Acho que ela faz sentido. Quando se compara o impacto integral em 2024, faz sentido pensar em uma graduação. Quando o governo avalia a possibilidade de ter receita só em 2028, também faz sentido a graduação ao longo do tempo. Há possibilidade, sim, de um acordo.
Como fica o recolhimento no próximo dia 20 de maio, referente a abril, já com a reoneração da folha?
Faz parte do possível acordo uma noventena. Ou seja, pelo menos adiar essa decisão por 90 dias. O adiamento é o espaço necessário para se conversar sem essa imposição do dia 20 (de maio), que vai ser muito ruim para as empresas.
O que a CBIC está recomendando para as empresas, do ponto de vista prático?
Não tem muito o que recomendar. Se a decisão for mantida, (o tributo) tem de ser pago. E se houver o acordo, não será pago.
E as empresas têm condições de pagar os tributos referentes a essa reoneração da folha?
Vai diminuir o caixa. Vai depender do caixa de cada empresa. Tem empresa que terá mais dificuldade. Outras conseguirão pagar. É um universo muito grande. São mais de 100 mil empresas. Nosso setor é muito pulverizado. Não temos uma posição idêntica entre as empresas. Cada uma vai ter de absorver da sua maneira. Duas coisas são importantes. Uma delas é o prazo da decisão (para entrar em vigor). A outra é, havendo um acordo, essa graduação para que as empresas possam absorver os novos custos.

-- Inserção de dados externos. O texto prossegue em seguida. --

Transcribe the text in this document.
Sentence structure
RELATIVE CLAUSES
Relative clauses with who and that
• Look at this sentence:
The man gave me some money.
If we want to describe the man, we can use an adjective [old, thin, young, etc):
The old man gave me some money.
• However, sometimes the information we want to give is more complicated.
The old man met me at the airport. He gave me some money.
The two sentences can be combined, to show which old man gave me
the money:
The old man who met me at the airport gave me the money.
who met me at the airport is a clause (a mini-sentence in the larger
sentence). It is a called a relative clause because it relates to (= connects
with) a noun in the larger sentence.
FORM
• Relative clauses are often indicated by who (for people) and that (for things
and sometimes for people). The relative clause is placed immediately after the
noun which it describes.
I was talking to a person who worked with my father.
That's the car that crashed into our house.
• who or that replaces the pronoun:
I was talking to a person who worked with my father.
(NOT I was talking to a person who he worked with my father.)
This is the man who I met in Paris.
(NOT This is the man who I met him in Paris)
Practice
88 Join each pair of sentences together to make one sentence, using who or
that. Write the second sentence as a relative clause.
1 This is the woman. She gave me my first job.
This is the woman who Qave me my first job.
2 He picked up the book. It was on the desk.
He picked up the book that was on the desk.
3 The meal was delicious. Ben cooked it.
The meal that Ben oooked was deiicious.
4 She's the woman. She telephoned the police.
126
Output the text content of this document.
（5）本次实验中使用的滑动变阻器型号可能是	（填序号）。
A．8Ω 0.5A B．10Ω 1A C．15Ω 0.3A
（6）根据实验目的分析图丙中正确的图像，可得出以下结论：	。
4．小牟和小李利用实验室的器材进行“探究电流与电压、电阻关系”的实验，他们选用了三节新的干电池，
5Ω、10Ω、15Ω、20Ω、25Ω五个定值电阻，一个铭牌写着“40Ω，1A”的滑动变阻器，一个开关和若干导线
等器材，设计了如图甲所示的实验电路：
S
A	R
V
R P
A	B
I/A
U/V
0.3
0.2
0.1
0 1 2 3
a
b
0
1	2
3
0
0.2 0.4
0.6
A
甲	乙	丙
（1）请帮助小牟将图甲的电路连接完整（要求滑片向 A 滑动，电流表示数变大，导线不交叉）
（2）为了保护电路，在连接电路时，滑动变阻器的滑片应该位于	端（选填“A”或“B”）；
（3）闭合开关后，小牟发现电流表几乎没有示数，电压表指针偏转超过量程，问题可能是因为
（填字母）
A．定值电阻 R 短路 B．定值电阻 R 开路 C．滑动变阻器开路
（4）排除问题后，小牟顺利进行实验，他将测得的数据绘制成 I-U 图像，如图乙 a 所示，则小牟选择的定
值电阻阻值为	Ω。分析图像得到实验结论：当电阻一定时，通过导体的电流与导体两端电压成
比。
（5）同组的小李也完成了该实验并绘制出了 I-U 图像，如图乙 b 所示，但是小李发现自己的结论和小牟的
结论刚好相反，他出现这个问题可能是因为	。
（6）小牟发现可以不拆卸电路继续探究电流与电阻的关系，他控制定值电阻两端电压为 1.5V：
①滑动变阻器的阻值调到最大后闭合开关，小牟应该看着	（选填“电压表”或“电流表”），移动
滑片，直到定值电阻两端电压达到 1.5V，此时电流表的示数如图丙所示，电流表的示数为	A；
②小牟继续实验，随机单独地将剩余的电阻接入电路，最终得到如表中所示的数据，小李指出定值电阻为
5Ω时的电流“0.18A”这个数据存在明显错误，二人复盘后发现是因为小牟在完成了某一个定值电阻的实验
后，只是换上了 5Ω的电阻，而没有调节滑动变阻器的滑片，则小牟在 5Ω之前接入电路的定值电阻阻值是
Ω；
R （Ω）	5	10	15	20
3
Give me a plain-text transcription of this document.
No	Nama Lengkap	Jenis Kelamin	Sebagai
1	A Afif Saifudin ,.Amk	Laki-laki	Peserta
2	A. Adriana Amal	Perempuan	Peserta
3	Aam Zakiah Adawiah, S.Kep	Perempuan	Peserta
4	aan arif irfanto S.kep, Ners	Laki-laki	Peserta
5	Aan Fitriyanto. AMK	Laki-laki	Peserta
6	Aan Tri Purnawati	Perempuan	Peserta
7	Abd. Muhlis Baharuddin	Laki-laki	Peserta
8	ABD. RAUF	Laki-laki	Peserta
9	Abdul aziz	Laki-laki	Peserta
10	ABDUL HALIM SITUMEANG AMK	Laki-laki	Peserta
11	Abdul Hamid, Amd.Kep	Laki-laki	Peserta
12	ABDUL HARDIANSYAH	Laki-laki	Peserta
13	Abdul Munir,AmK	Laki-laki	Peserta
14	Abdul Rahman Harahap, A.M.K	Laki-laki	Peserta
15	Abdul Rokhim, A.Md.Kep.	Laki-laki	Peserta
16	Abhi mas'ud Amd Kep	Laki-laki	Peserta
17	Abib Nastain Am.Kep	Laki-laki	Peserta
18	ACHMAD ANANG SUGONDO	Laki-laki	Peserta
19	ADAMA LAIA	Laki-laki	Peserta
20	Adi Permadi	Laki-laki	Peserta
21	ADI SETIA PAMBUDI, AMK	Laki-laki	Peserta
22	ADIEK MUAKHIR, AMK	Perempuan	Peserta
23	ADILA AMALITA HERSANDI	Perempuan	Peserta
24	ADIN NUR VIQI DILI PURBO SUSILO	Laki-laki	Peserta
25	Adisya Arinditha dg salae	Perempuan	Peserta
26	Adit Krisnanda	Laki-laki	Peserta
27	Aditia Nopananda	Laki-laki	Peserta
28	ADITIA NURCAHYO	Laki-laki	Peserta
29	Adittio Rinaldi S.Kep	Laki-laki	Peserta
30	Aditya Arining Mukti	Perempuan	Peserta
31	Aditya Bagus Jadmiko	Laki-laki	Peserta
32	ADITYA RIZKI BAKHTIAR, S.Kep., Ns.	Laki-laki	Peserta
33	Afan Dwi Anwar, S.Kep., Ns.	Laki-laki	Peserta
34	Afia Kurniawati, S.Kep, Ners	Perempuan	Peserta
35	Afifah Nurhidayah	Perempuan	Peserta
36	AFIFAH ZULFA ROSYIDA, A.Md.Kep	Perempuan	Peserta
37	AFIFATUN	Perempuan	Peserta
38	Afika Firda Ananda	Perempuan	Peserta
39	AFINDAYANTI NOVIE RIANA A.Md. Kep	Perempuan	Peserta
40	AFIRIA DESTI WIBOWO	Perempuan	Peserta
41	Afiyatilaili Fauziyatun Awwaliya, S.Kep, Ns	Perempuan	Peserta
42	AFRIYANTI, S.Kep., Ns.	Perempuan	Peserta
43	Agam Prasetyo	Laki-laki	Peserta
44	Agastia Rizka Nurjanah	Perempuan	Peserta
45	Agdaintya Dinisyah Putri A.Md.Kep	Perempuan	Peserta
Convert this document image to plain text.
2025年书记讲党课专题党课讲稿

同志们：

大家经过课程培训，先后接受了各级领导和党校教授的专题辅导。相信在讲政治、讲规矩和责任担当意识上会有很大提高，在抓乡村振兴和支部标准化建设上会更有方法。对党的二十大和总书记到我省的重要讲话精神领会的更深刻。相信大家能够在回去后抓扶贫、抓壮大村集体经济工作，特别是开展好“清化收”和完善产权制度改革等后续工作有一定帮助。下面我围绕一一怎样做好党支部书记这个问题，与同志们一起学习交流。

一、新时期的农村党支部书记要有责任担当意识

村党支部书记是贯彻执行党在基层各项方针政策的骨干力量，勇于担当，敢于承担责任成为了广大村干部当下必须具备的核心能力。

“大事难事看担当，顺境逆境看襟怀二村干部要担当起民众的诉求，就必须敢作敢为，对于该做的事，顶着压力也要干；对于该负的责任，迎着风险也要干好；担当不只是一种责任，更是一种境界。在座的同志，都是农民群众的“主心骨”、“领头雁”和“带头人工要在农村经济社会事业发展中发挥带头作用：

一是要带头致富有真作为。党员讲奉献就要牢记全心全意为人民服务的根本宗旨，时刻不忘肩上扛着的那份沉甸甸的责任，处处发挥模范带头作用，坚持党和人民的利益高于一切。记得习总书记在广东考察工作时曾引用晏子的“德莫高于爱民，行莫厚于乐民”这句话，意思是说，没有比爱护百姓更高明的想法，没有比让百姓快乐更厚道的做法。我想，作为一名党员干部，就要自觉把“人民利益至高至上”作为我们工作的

Quantos empregos foram gerados no setor com a desoneração da folha?
Do início da pandemia a até fevereiro deste ano, foram gerados 712 mil novos empregos no setor.
O senhor está otimista com a volta da desoneração ou não?
O caminho é um acordo para até 2027 voltar a reoneração. Estou realista. Nem otimista nem pessimista.